If you’ve spent any time running offset presses at high speed, you know the particular frustration of picking — that moment when the ink’s stickiness is just strong enough to pull fibers right off the paper surface, leaving you with damaged sheets, unplanned downtime, and a freshly worsening mood.
It’s one of those problems that’s easy to underestimate until it starts eating into your production. And as printing speeds increase and the paper supply chain throws up more quality variability than it used to, the picking problem is getting harder to manage with standard inks alone.
hubergroup Print Solutions has a direct response to this: low-tack versions of its NewV UV offset ink range.
Understanding the Tack Problem
Tack, at its most basic, is the stickiness of a printing ink. High tack has genuine advantages — better ink transfer, sharper dot gain, cleaner printing on smoother substrates. But high tack on sensitive or uncoated materials is where things get complicated.

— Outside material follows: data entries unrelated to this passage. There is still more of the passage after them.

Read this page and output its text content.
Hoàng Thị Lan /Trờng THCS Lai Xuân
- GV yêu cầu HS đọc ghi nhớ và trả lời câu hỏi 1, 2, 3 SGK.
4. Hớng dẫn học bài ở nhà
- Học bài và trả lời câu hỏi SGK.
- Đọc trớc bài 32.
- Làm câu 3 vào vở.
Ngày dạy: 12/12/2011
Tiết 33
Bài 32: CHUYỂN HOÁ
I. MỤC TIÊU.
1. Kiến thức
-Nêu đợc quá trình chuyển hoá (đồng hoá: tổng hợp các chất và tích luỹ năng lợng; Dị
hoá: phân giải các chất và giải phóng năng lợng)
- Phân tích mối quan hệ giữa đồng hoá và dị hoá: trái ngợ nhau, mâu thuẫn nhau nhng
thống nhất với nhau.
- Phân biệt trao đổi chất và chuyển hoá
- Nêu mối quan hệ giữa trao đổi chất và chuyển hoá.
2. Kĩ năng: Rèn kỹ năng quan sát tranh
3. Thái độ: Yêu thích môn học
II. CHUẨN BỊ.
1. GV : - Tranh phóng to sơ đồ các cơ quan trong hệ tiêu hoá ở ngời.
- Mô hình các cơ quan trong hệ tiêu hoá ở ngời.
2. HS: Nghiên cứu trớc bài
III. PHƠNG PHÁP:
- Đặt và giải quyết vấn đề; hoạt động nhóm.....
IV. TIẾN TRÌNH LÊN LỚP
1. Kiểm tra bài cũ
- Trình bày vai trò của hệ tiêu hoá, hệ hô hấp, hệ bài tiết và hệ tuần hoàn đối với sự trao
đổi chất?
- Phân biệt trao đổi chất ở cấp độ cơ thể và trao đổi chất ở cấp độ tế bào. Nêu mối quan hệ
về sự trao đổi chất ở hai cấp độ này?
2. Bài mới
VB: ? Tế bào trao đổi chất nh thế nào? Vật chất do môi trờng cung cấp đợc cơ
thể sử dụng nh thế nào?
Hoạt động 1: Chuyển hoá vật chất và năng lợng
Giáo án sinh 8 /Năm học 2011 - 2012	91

When the ink’s pull is stronger than the paper’s surface integrity, the paper loses. You get picking: small chunks of the paper surface torn away during printing. On lower-quality papers or boards — the kind that’s been showing up with increasing frequency as supply chains tighten — this problem is amplified. Run those stocks at high speed, and you compound the risk further.
Lisa-Marie Spring, product manager for SF/UV at hubergroup, explains: “High tack offers advantages such as improved ink transfer and dot gain, it can also cause so-called picking on sensitive papers or uncoated board — damage to the paper surface during the printing process. Low-tack inks are specifically designed to counteract this effect.”
What the New NewV Variants Offer
The new low-tack versions cover four series within the NewV range: NewV pack premium, NewV set LED, NewV pack MGA, and NewV poly MGA. Critically, hubergroup has built them to maintain the same rheological properties as the existing high-tack versions. This means printers aren’t trading one set of performance characteristics for another — they’re getting a formulation tuned for stability under difficult conditions without sacrificing the print behavior they’ve come to rely on.
The practical benefits are meaningful: reduced paper tear-out, more uniform ink separation, less emulsion disruption, and lower risk of delamination on multi-layer substrates. Put together, those translate directly into more consistent output, fewer wasted sheets, and production lines that don’t need to slow down every time a batch of variable-quality stock rolls in.
Why This Matters Now
The packaging print market is under constant pressure to do more with less. Faster presses, tighter deadlines, more SKUs, less tolerance for waste. The idea of slowing production to accommodate problem substrates is increasingly untenable.
Low-tack ink formulations aren’t new in principle, but having them available across a broad, well-established UV offset range — in versions already proven for performance in premium packaging applications — makes them genuinely useful for a wide range of printers rather than a niche workaround.
For operations dealing with fluctuating paper quality (and right now, that’s most operations), the low-tack NewV series offers a practical tool to maintain process stability without redesigning the workflow around the problem.